Vibration appears in many technological fields, sometimes as part of the process itself, and sometimes as an undesired consequence of the system function. In all cases, the presence of these oscillations can result in structural fatigue issues or in reduction of the system performance, like it is the case of tracking problems in robotic arms or measuring devices, like big moving telescopes. Aeronautical structures are especially sensitive to vibration problems. Their light nature and the presence of periodic and non-periodic perturbations, which are caused at a large extent by the propellers, are responsible for the transmission of vibration power inside the cabin resulting in noise and comfort problems to add to the previous mentioned fatigue issues. Vibration damping mechanisms are used in aeronautic structures, mainly as passive elements for isolating the sources of oscillation like rubbers or springs, or by means of tuned mass dampers.

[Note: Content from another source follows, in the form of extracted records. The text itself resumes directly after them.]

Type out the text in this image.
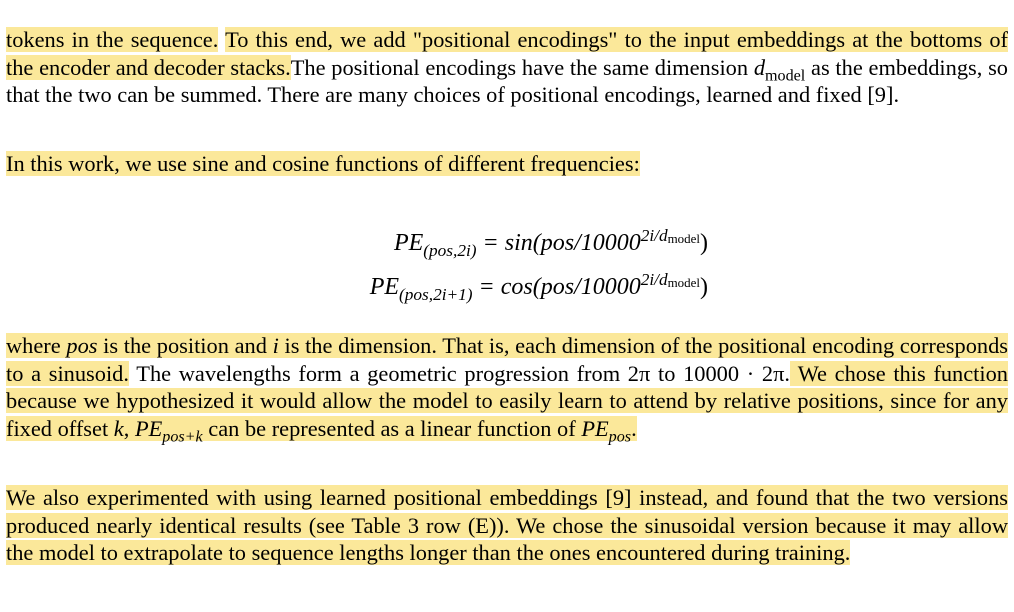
tokens in the sequence. To this end, we add "positional encodings" to the input embeddings at the bottoms of the encoder and decoder stacks.The positional encodings have the same dimension $d_{model}$ as the embeddings, so that the two can be summed. There are many choices of positional encodings, learned and fixed [9].

In this work, we use sine and cosine functions of different frequencies:

$PE_{(pos,2i)} = \sin(pos/10000^{2i/dmodel})$
$PE_{(pos,2i+1)} = \cos(pos/10000^{2i/dmodel})$

where pos is the position and i is the dimension. That is, each dimension of the positional encoding corresponds to a sinusoid. The wavelengths form a geometric progression from 2π to 10000 · 2π. We chose this function because we hypothesized it would allow the model to easily learn to attend by relative positions, since for any fixed offset k, $PE_{pos+k}$ can be represented as a linear function of $PE_{pos}$.

We also experimented with using learned positional embeddings [9] instead, and found that the two versions produced nearly identical results (see Table 3 row (E)). We chose the sinusoidal version because it may allow the model to extrapolate to sequence lengths longer than the ones encountered during training.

However, passive approaches have performance limitations. Their passive character makes them unable to adapt themselves to changing conditions, and they are normally restricted to certain frequencies of operation. For these reasons, active solutions have gained interest during the last years. These solutions require the use of actuators capable of entering power in the system. Examples of this trend are: piezoelectric patches for high frequency noise cancellation in cabin or in rotor blades; hydraulic actuators for structural damping, among others. The solutions normally apply speed or acceleration feedback signals for modifying the effective mass or structural damping. The approach we are describing in the present paper investigates the improvements that can be obtained by the use of more advanced monitoring capabilities for identifying the perturbation affecting the structure. This solution tries to avoid reacting to the effects of the perturbation, but compensating them as soon as possible, therefore minimizing the undesired effects. This is done by combining model based observers with sensors and actuators in the structure. In combination to the use of estimators, learning algorithms can improve the performance of the damping system by predicting the perturbation to arrive and therefore actuating at the same instant it appears. This approach is intended to reduce the sampling restrictions from pure estimating solutions.

doi: 10.12783/SHM2015/17